FortKnox Data Protection Service (FK)
Provides at least three core systems:
- Central library which performs tokenization / redemption
- Self-hosted HTTP+JSON endpoint for Tokenization / Redemption
- (Optional) SQL proxy mode.
SQL statements containing
TOKENIZE(…)
andREDEEM(…)
will make the application strip out the values, perform the exchange on-server, and then pass upstream to SQL datastore containing only the replaced values (only tokenized data goes to/from the sql datastore).
Requirements
- Rust 1.74+
- git
Token Specification
Token Format
Tokens are 128-bit (16 byte) UUIDs which are always base64 encoded using the URL-safe alphabet without padding.
This means that every token is a 22-character string containing the alphabet: "[a-z][A-Z][0-9]_-
"
Namespacing
Tokens MUST always be generated within a namespace. If a namespace is not provided, the request is rejected.
Prefixing
A prefix is an unsigned 16-bit value (Hex: 0x000-0xFFFF) as a means of uniquely identifying token sources.

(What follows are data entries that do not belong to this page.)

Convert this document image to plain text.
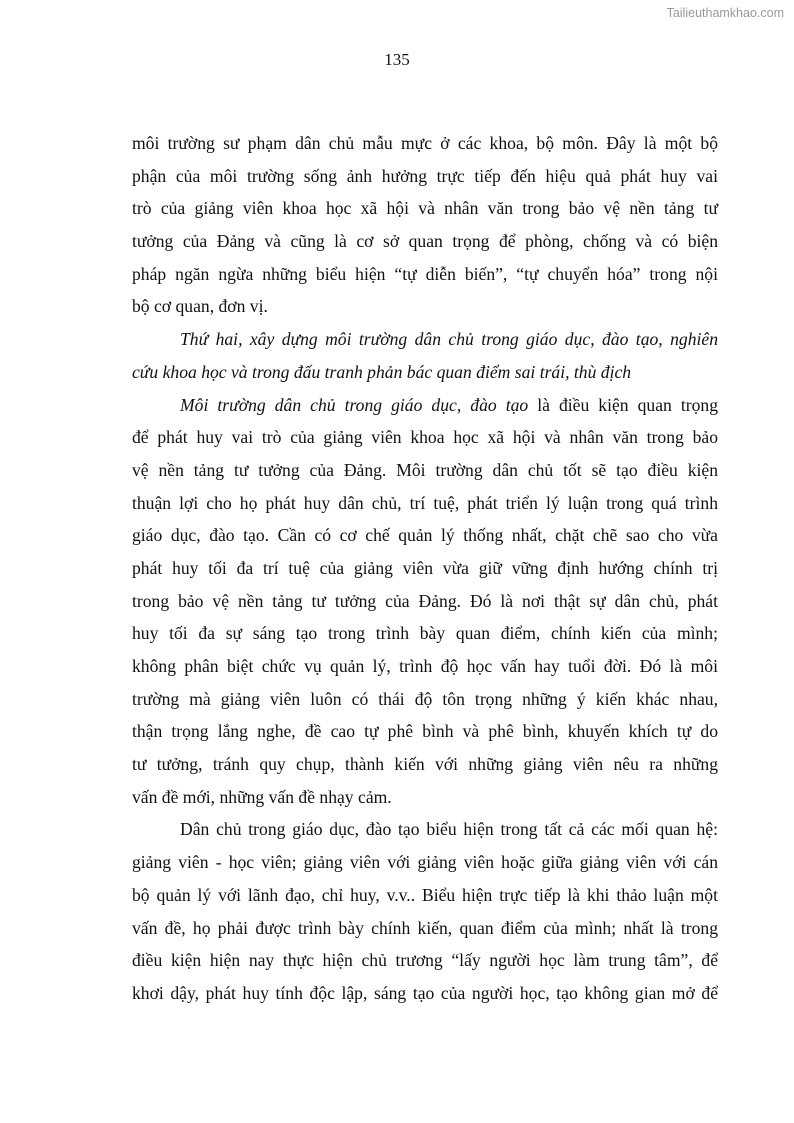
Tailieuthamkhao.com
135
môi trường sư phạm dân chủ mẫu mực ở các khoa, bộ môn. Đây là một bộ
phận của môi trường sống ảnh hưởng trực tiếp đến hiệu quả phát huy vai
trò của giảng viên khoa học xã hội và nhân văn trong bảo vệ nền tảng tư
tưởng của Đảng và cũng là cơ sở quan trọng để phòng, chống và có biện
pháp ngăn ngừa những biểu hiện “tự diễn biến”, “tự chuyển hóa” trong nội
bộ cơ quan, đơn vị.
Thứ hai, xây dựng môi trường dân chủ trong giáo dục, đào tạo, nghiên
cứu khoa học và trong đấu tranh phản bác quan điểm sai trái, thù địch
Môi trường dân chủ trong giáo dục, đào tạo là điều kiện quan trọng
để phát huy vai trò của giảng viên khoa học xã hội và nhân văn trong bảo
vệ nền tảng tư tưởng của Đảng. Môi trường dân chủ tốt sẽ tạo điều kiện
thuận lợi cho họ phát huy dân chủ, trí tuệ, phát triển lý luận trong quá trình
giáo dục, đào tạo. Cần có cơ chế quản lý thống nhất, chặt chẽ sao cho vừa
phát huy tối đa trí tuệ của giảng viên vừa giữ vững định hướng chính trị
trong bảo vệ nền tảng tư tưởng của Đảng. Đó là nơi thật sự dân chủ, phát
huy tối đa sự sáng tạo trong trình bày quan điểm, chính kiến của mình;
không phân biệt chức vụ quản lý, trình độ học vấn hay tuổi đời. Đó là môi
trường mà giảng viên luôn có thái độ tôn trọng những ý kiến khác nhau,
thận trọng lắng nghe, đề cao tự phê bình và phê bình, khuyến khích tự do
tư tưởng, tránh quy chụp, thành kiến với những giảng viên nêu ra những
vấn đề mới, những vấn đề nhạy cảm.
Dân chủ trong giáo dục, đào tạo biểu hiện trong tất cả các mối quan hệ:
giảng viên - học viên; giảng viên với giảng viên hoặc giữa giảng viên với cán
bộ quản lý với lãnh đạo, chỉ huy, v.v.. Biểu hiện trực tiếp là khi thảo luận một
vấn đề, họ phải được trình bày chính kiến, quan điểm của mình; nhất là trong
điều kiện hiện nay thực hiện chủ trương “lấy người học làm trung tâm”, để
khơi dậy, phát huy tính độc lập, sáng tạo của người học, tạo không gian mở để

The 16-bit value has a maximum value of 65,536 (0-65535 inclusive).
Prefixes MAY be set via a runtime configuration or defined in the datastore within a namespace. Once defined in the datastore, such prefixes MUST NOT be changed.
API Specification
Endpoints include:
/ping
- liveness check/ready
- readiness check/api/
- API related documentation, including OpenAPI spec/health
- limited internal health data: backend DB type, latency to backend(s), cache usage, prefix (if enabled), signing pubkey (if enabled)/
- Tokenize or Redeem endpoint, split per deployment.
Notes
- System should be self-contained / self-hosting. Extra "parts" should be separable and/or unnecessary for normal functioning up to a certain limit.
- Must leverage a sqlite datastore by default.
- Connect to PostgreSQL, Oracle, or other provdiers via ODBC connector (?)
Limitations
If operating with a remote database, FK must not try to operate in a peering / cluster mode.
Namespace limits
Non-prefixed UUIDs will follow the UUIDv4-Variant1 specification in RFC-4122:
0 0 0 1 1 2 2 3
0 7 8 5 6 3 4 1
-----------------------------------
000-031 xxxxxxxx xxxxxxxx xxxxxxxx xxxxxxxx
032-063 xxxxxxxx xxxxxxxx 0100xxxx xxxxxxxx
064-095 01xxxxxx xxxxxxxx xxxxxxxx xxxxxxxx
096-127 xxxxxxxx xxxxxxxx xxxxxxxx xxxxxxxx
Prefixed Tokens will use a 16-bit identifier replacing the "random" least-significant bits of the time-low (clock) sequence. In order to support this and prevent compatibility problems with other UUID representations, FortKnox will generate UUIDv8-based tokens.
Assuming P is an identifier bit and using a zero-index count, the bit-specific structure would be as follows:
0 0 0 1 1 2 2 3
0 7 8 5 6 3 4 1
-----------------------------------
000-031 PPPPPPPP PPPPPPPP xxxxxxxx xxxxxxxx
032-063 xxxxxxxx xxxxxxxx 1000xxxx xxxxxxxx
064-095 01xxxxxk xxxxxxxx xxxxxxxx xxxxxxxx
096-127 xxxxxxxx xxxxxxxx xxxxxxxx xxxxxxxx
This leaves a maximum table space of 2^106
values or 8.1129638415e31 bits. At 100 bytes per associated token, this allows for billions of exabytes per regional namespace.